💰 Developer Cookbook - FASE 7: Análisis de Impacto Financiero
Calcular ROI, optimizar costos y gestionar technical debt con criterio de negocio
📚 Tabla de Contenidos
- Receta 7.10: ROI de Decisiones Técnicas
- Receta 7.11: Cost Optimization en Cloud
- Receta 7.12: Technical Debt vs Velocidad
Receta 7.10: ROI de Decisiones Técnicas
¿Qué es? Calcular el Return on Investment de decisiones de ingeniería para justificar tiempo/recursos.
Formula básica:
ROI = (Beneficio - Costo) / Costo × 100%Ejemplo práctico:
from dataclasses import dataclass
from typing import List, Optional
@dataclass
class TechnicalInvestment:
"""Modelo para calcular ROI de inversiones técnicas"""
name: str
one_time_cost: float # Costo inicial ($)
monthly_cost: float # Costo recurrente ($/mes)
time_to_implement: int # Horas
engineer_hourly_rate: float # $/hora
# Benefits
time_saved_per_month: float # Horas ahorradas/mes
revenue_impact: float # $ adicionales/mes
cost_reduction: float # $ ahorrados/mes
# Qualitative
risk_reduction: str # Low/Medium/High
developer_happiness: str # Low/Medium/High
def calculate_implementation_cost(self) -> float:
"""Costo total de implementación"""
labor_cost = self.time_to_implement * self.engineer_hourly_rate
return self.one_time_cost + labor_cost
def calculate_monthly_benefit(self) -> float:
"""Beneficio mensual total"""
# Time saved converted to $
time_benefit = self.time_saved_per_month * self.engineer_hourly_rate
return time_benefit + self.revenue_impact + self.cost_reduction
def calculate_monthly_net(self) -> float:
"""Beneficio neto mensual (benefit - monthly cost)"""
return self.calculate_monthly_benefit() - self.monthly_cost
def calculate_payback_period(self) -> float:
"""Meses hasta recuperar inversión"""
monthly_net = self.calculate_monthly_net()
if monthly_net <= 0:
return float('inf') # Nunca se paga
implementation_cost = self.calculate_implementation_cost()
return implementation_cost / monthly_net
def calculate_roi_1_year(self) -> float:
"""ROI after 1 año"""
implementation_cost = self.calculate_implementation_cost()

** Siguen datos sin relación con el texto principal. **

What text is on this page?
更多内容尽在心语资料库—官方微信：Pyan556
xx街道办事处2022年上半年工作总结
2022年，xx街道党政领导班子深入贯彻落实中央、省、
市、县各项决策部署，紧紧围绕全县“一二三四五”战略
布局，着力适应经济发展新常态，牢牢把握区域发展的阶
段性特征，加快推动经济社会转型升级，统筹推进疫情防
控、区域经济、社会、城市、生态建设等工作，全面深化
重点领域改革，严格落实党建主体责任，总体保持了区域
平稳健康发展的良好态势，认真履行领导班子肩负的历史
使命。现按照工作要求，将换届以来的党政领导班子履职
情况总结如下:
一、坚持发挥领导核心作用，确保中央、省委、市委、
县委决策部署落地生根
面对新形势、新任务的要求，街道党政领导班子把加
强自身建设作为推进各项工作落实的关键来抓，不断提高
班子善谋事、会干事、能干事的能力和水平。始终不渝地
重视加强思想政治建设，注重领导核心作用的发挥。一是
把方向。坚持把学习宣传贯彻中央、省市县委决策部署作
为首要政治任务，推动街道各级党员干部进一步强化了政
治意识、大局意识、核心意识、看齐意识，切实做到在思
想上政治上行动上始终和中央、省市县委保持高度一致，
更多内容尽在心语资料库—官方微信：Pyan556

annual_benefit = self.calculate_monthly_net() * 12
if implementation_cost == 0:
return float('inf')
return ((annual_benefit - implementation_cost) / implementation_cost) * 100
def print_analysis(self):
"""Imprimir análisis completo"""
print("\n" + "=" * 70)
print(f"💰 ROI ANALYSIS: {self.name}")
print("=" * 70)
impl_cost = self.calculate_implementation_cost()
monthly_benefit = self.calculate_monthly_benefit()
monthly_net = self.calculate_monthly_net()
payback = self.calculate_payback_period()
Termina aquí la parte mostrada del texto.